On Tuesday, March 2, 2021 at 10:08:28 AM UTC-5, Ed Pawlowski wrote:
On 3/2/2021 9:24 AM, trader_4 wrote:
On Tuesday, March 2, 2021 at 12:44:39 AM UTC-5, wrote:
On Mon, 1 Mar 2021 23:07:18 -0500, Ralph Mowery
wrote:

In article ,
says...

On the other hand, those who got variable rates in 1992 when they
were starting at 9.25%, made out quite well as they quickly dropped
to 7 and later 5%.



When the rates drop one can usually negociate for the lower rates even
on fixed rates, or go to another bank (lender).
You'd need to buy your way out of the mortgage - the penalty
is usually the interest they are losing plus a fee for the
trouble.
John T.


Is that how it works in Canada?
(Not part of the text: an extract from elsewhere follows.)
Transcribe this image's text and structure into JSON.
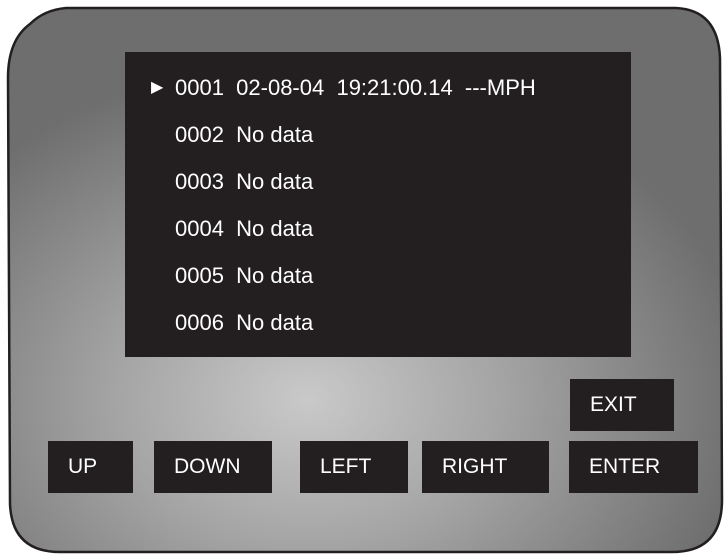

Not here in the US. I've never seen a mortgage
with a pre-payment penalty at all and I would bet that it's probably illegal in many
states. I've refinanced many times with no penalty. The only costs are whatever
it takes to get the new mortgage, eg application fee, appraisal fee, misc fee, etc.

I know of one but it is a commercial mortgage in the $1 million range.


I just checked. Since the 80s prepayment penalties have been in illegal in NJ,
on fixed rate mortgages, but they are OK on ARM mortgages.